March 23, 2018

Study Finds PFCs in Food Products Compromise Immune Systems

A study published in the Journal of the American Medical Association has found that exposure to PFCs (perfluorinated compounds) may reduce the effectiveness of childhood vaccines. The study was co-sponsored by the U.S. National Institutes of Health, the Environmental Protection Agency and the Danish government.

PFCs are found in food packaging such as fast-food containers and microwave popcorn bags, paper plates, and non-stick cookware. The chemical is used to repel water, stains, and grease. In fact, the Washington Toxics Coalition states that many food packaging products contain PFCs, including pizza boxes. These chemicals don’t break down, are a likely human carcinogen, and are pervasive in the environment and in our bodies.

Children with high levels of PFCs in their bodies had reduced levels of antibodies in their blood. In fact, doubling a child’s PFC exposure cut their immune response by 50%.

The study measured prenatal exposure, then measured it again when the children were five years old, four weeks after receiving booster shots, and at the age of 7. If the child had high prenatal exposure to PFC, their response to vaccinations was the lowest. At age 5, 26% of children in the study had antibody concentrations too low to protect them from tetanus and 37% had antibody concentrations too low to protect them from diphtheria. At age 7, these children were given additional booster shots to increase their immune response.

The study’s leader, Dr. Philippe Grandjean of the Harvard School of Public Health said, “When the PFC concentration increases in the body, the immune system gets more sluggish and is less capable of maintaining a defense mechanism against microorganisms.” The EPA is currently considering regulating PFCs. Grandjean also said that he was “surprised by the steep negative associations, which suggest that PFCs may be more toxic to the immune system than current dioxin exposures.

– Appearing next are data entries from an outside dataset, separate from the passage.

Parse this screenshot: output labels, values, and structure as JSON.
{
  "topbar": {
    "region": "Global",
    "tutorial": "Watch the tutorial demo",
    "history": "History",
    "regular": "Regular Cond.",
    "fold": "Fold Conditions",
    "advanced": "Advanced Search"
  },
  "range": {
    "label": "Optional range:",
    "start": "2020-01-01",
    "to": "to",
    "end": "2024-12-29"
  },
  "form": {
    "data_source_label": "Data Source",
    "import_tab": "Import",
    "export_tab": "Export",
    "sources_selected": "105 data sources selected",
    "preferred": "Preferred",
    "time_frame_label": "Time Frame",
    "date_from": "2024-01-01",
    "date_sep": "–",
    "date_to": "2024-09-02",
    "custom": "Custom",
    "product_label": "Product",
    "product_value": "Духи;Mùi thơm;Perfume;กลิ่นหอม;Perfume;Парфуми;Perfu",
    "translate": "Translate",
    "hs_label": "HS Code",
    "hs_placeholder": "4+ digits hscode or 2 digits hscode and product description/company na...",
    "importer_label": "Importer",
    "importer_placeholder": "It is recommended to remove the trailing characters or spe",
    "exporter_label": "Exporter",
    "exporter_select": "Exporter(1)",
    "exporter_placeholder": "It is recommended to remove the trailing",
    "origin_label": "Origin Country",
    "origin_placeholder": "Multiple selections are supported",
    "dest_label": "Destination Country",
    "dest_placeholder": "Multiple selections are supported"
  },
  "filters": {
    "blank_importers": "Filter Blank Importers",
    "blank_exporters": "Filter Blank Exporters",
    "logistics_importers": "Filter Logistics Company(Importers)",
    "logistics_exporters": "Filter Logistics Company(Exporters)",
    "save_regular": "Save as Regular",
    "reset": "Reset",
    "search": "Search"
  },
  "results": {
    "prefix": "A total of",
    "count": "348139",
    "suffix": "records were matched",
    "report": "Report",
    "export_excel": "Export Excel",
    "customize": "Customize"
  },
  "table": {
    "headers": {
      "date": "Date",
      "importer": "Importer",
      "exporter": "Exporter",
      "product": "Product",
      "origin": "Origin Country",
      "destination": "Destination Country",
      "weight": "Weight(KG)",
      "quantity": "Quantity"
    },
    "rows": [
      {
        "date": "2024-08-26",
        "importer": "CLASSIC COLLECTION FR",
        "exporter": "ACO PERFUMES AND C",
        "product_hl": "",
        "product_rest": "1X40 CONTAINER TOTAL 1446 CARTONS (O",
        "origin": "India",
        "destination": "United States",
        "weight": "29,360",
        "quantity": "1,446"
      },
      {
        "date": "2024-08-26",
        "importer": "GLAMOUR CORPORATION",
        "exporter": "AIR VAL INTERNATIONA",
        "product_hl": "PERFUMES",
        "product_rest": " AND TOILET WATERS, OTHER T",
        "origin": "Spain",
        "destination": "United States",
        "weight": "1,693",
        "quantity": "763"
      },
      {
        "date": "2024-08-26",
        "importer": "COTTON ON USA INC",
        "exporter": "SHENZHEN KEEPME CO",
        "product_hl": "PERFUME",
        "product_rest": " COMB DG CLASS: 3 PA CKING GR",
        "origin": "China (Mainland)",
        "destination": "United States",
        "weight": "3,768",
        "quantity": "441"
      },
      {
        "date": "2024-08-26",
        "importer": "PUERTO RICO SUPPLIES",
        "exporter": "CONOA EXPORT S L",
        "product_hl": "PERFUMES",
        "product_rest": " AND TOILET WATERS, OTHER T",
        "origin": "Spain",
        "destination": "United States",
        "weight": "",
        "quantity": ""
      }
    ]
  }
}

The study was conducted in Denmark where seafood consumption is high. Seafood can be heavily contaminated with PFCs. However, the study results are relevant to children in America, since PFC levels here are even higher. In fact, 98% of the American public has PFOA (perfluorooctanoic acid, a member of the PFC family) chemicals in their bodies. And the PFC levels in the children studied “were lower than those measured in US children aged 3 to 5 years in 2001-2002,” according to the report.